Ya know, for all the hype about college degrees out there, one would think they’d provide some kind of real world benefit. In my case, I hold a bachelor of science in Business/e-Business from the University of Phoenix and it’s pretty in its little frame on my wall, but that’s about it. No college is perfect, but most of what I learned from college is how to persevere and complete things, how to work online across big distances and how to reach my goals. Beyond that, the subject material wasn’t very pragmatic, in my opinion.
I wish there was a do-it-all college program out there for entrepreneurs. But then again, I don’t, because the best school for entrepreneurism has been and continues to be the real world. What the small business owner does on a daily basis is so opposite from the ivory tower of academia it’s not even funny. And now that I’m done whining about things, I can move on.
Still, a list of do’s and don’ts would have been nice. I do wish somebody would have told me about Dun & Bradstreet friggin years ago. You can get some info on them from the SBA, which is where my journey started off recently. My business is growing. It’s getting to the point where I have to start thinking differently about how it operates. One of the more important operational building blocks is how my business appears in the eyes of potential clients and creditors. The only way to manage that is to get a DUNS number.
Wikipedia has more: “The Data Universal Numbering System, abbreviated as DUNS® or D-U-N-S®, is a system developed and regulated by Dun & Bradstreet (D&B) that assigns a unique numeric identifier, referred to as a "DUNS number" to a single business entity. It was introduced in 1963 to support D&B's credit reporting practice. It is a common standard worldwide. DUNS users include the European Commission, the United Nations and the United States government. More than 50 global, industry, and trade associations recognize, recommend, or require DUNS. The DUNS database contains over 100 million entries for businesses throughout the world.”
This isn’t about getting credit for my business. It’s mostly about being intentional and proactive about managing what’s there. It would be a pity to lose a client based on false, bad, or missing information from D&B. When I searched my company on their Web site, they popped up an older sole proprietorship that has nothing to do with my current venture, so I knew I needed to take action. I tried changing the info on the Web site, but had difficulty.

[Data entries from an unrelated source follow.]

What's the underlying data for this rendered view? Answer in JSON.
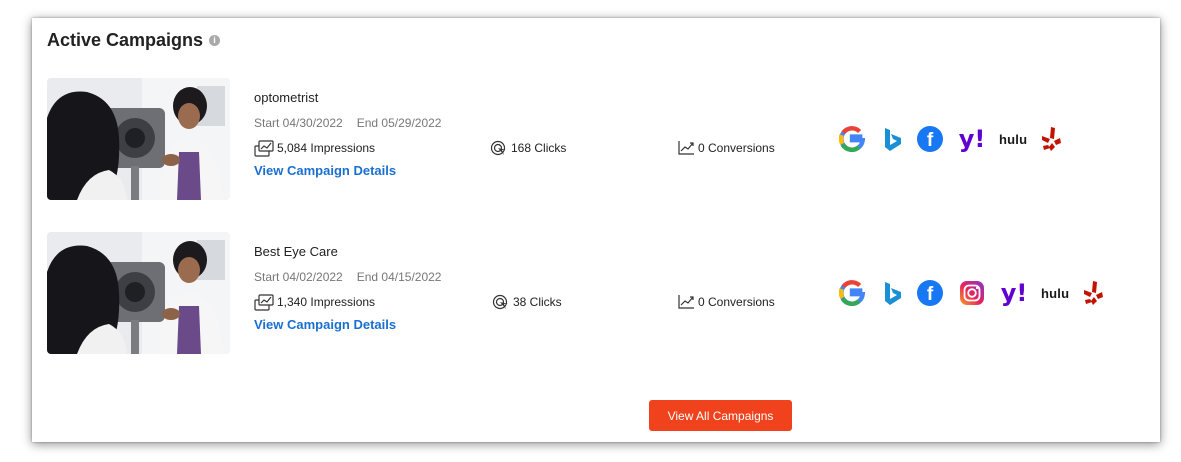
{
  "panel": {
    "title": "Active Campaigns",
    "info_glyph": "i",
    "cta_label": "View All Campaigns",
    "cta_color": "#f0421c",
    "link_color": "#1a6fd0"
  },
  "campaigns": [
    {
      "name": "optometrist",
      "start": "Start 04/30/2022",
      "end": "End 05/29/2022",
      "impressions": "5,084 Impressions",
      "clicks": "168 Clicks",
      "conversions": "0 Conversions",
      "details_label": "View Campaign Details",
      "channels": [
        "google-icon",
        "bing-icon",
        "facebook-icon",
        "yahoo-icon",
        "hulu-icon",
        "yelp-icon"
      ]
    },
    {
      "name": "Best Eye Care",
      "start": "Start 04/02/2022",
      "end": "End 04/15/2022",
      "impressions": "1,340 Impressions",
      "clicks": "38 Clicks",
      "conversions": "0 Conversions",
      "details_label": "View Campaign Details",
      "channels": [
        "google-icon",
        "bing-icon",
        "facebook-icon",
        "instagram-icon",
        "yahoo-icon",
        "hulu-icon",
        "yelp-icon"
      ]
    }
  ],
  "logos": {
    "yahoo_text": "y!",
    "hulu_text": "hulu",
    "facebook_text": "f"
  }
}
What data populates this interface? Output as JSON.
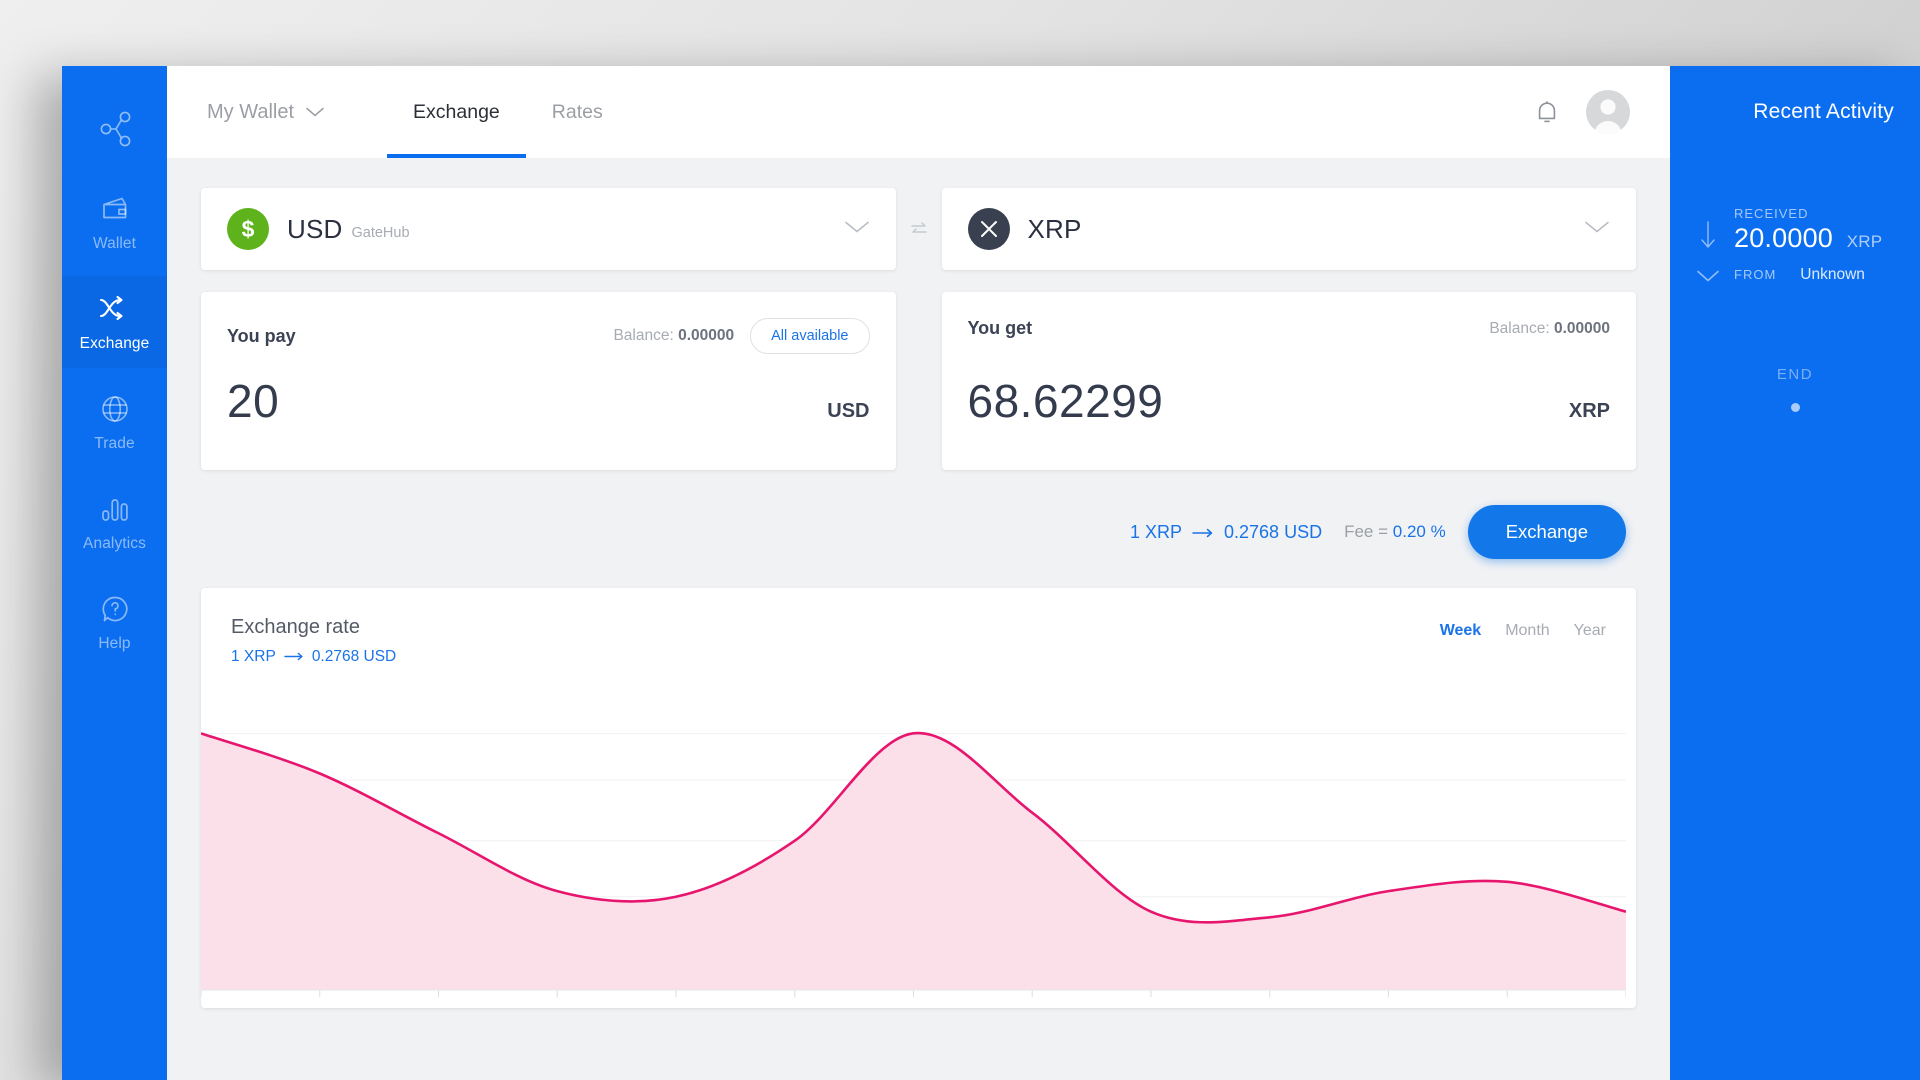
{
  "sidebar": {
    "logo_icon": "share-nodes-icon",
    "items": [
      {
        "label": "Wallet",
        "icon": "wallet-icon",
        "active": false
      },
      {
        "label": "Exchange",
        "icon": "shuffle-icon",
        "active": true
      },
      {
        "label": "Trade",
        "icon": "globe-icon",
        "active": false
      },
      {
        "label": "Analytics",
        "icon": "bar-chart-icon",
        "active": false
      },
      {
        "label": "Help",
        "icon": "question-help-icon",
        "active": false
      }
    ]
  },
  "topbar": {
    "wallet_selector": "My Wallet",
    "wallet_chevron_icon": "chevron-down-icon",
    "tabs": [
      {
        "label": "Exchange",
        "active": true
      },
      {
        "label": "Rates",
        "active": false
      }
    ],
    "notifications_icon": "bell-icon",
    "avatar_icon": "user-avatar-icon"
  },
  "exchange": {
    "from": {
      "code": "USD",
      "issuer": "GateHub",
      "badge_symbol": "$",
      "badge_color": "#5eb31c",
      "chevron_icon": "chevron-down-icon"
    },
    "swap_icon": "swap-horizontal-icon",
    "to": {
      "code": "XRP",
      "issuer": "",
      "badge_symbol": "✕",
      "badge_color": "#39404f",
      "chevron_icon": "chevron-down-icon"
    },
    "pay": {
      "title": "You pay",
      "balance_label": "Balance:",
      "balance_value": "0.00000",
      "all_available_label": "All available",
      "amount": "20",
      "currency": "USD",
      "placeholder": "0"
    },
    "get": {
      "title": "You get",
      "balance_label": "Balance:",
      "balance_value": "0.00000",
      "amount": "68.62299",
      "currency": "XRP",
      "placeholder": "0"
    },
    "rate_from": "1 XRP",
    "rate_arrow_icon": "arrow-right-icon",
    "rate_to": "0.2768 USD",
    "fee_label": "Fee =",
    "fee_value": "0.20 %",
    "exchange_button": "Exchange"
  },
  "chart_panel": {
    "title": "Exchange rate",
    "rate_from": "1 XRP",
    "rate_arrow_icon": "arrow-right-icon",
    "rate_to": "0.2768 USD",
    "ranges": [
      {
        "label": "Week",
        "active": true
      },
      {
        "label": "Month",
        "active": false
      },
      {
        "label": "Year",
        "active": false
      }
    ]
  },
  "chart_data": {
    "type": "area",
    "title": "Exchange rate",
    "xlabel": "",
    "ylabel": "",
    "grid": true,
    "legend": null,
    "line_color": "#e8156e",
    "fill_color": "#fbdfe9",
    "ylim": [
      0.26,
      0.29
    ],
    "gridlines": [
      0.2875,
      0.2825,
      0.276,
      0.27
    ],
    "x": [
      0,
      1,
      2,
      3,
      4,
      5,
      6,
      7,
      8,
      9,
      10,
      11,
      12
    ],
    "values": [
      0.2875,
      0.2832,
      0.2768,
      0.2706,
      0.27,
      0.276,
      0.2875,
      0.279,
      0.2684,
      0.2678,
      0.2706,
      0.2716,
      0.2684
    ],
    "tick_count": 13
  },
  "activity": {
    "title": "Recent Activity",
    "items": [
      {
        "kind": "RECEIVED",
        "amount": "20.0000",
        "currency": "XRP",
        "from_label": "FROM",
        "from_value": "Unknown",
        "down_arrow_icon": "arrow-down-icon",
        "chevron_icon": "chevron-down-icon"
      }
    ],
    "end_label": "END"
  }
}
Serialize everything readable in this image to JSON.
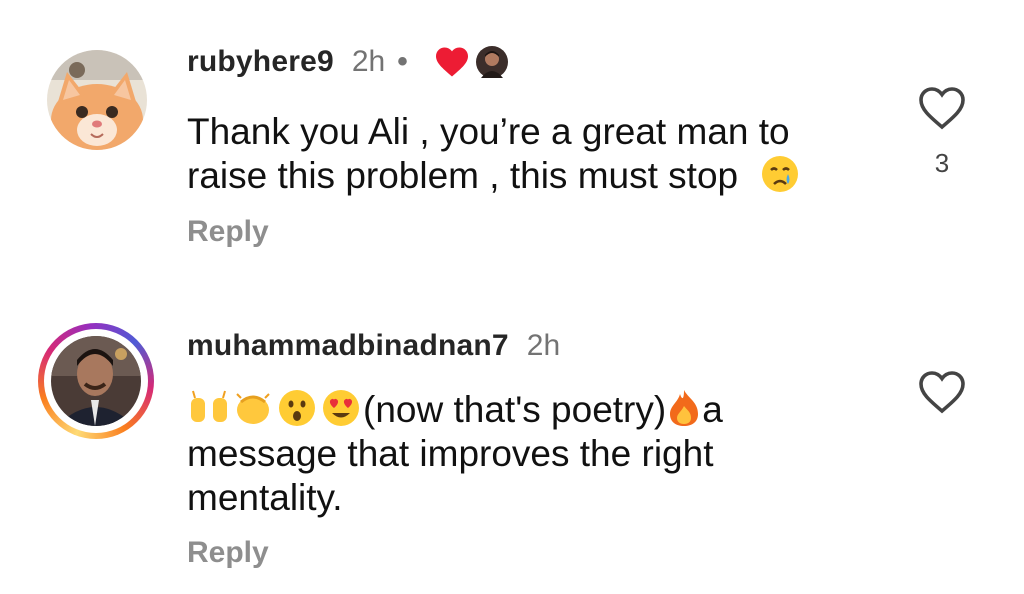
{
  "comments": [
    {
      "username": "rubyhere9",
      "time": "2h",
      "separator": "•",
      "text_line1": "Thank you Ali , you’re a great man to",
      "text_line2": "raise this problem , this must stop",
      "reply_label": "Reply",
      "like_count": "3",
      "liked_by_creator": true,
      "icons": [
        "avatar-cat",
        "red-heart-icon",
        "creator-avatar",
        "crying-face-emoji",
        "heart-outline-icon"
      ]
    },
    {
      "username": "muhammadbinadnan7",
      "time": "2h",
      "text_part1": "(now that's poetry)",
      "text_part2": "a",
      "text_line2": "message that improves the right",
      "text_line3": "mentality.",
      "reply_label": "Reply",
      "icons": [
        "raising-hands-emoji",
        "clapping-hands-emoji",
        "surprised-face-emoji",
        "heart-eyes-emoji",
        "fire-emoji",
        "heart-outline-icon"
      ]
    }
  ],
  "colors": {
    "username": "#262626",
    "muted": "#737373",
    "reply": "#8e8e8e",
    "like_heart": "#ed1c34"
  }
}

That’s the one caveat I have to share with you. The iupdater page on the D&B Web site is a bit clunky and frustrating—at least in my case. I was using Chrome and thought seriously about changing browsers for this task, but eventually I just threw up my hands and called in. The D&B staff were extremely helpful and polite and got me all properly sorted in about fifteen minutes with a few questions as to the details of my biz. I recommend that you look into getting a DUNS number if you’re at all serious about running your own business more seriously.
When I incorporated, I filed with the Idaho Secretary of State and then dutifully popped over to the IRS Web site to get my EIN so I could open a business account at my bank. But as far as business credit was concerned, I wasn’t. Happily, as soon as D&B is finished with my report, I will be able to get the detailed picture (or so they say) on how my little LLC appears to the world at large, inside and outside of my industry. It’s not free, but there’s a cost to doing business. For about thirty bucks a month, I can stay on top of things in regard to this side of my operations.
I’ll have more to report when I get my report, and, naturally, as time goes by. My question to you is this: if you have Lifelock or some other personal credit monitoring service watching out for your personal details, why would you not also be mindful of your business’ credit picture? For me, it’s my livelihood. It’s a no brainer. I’ll let you know soon if it seems like the D&B folks have helped or hindered me.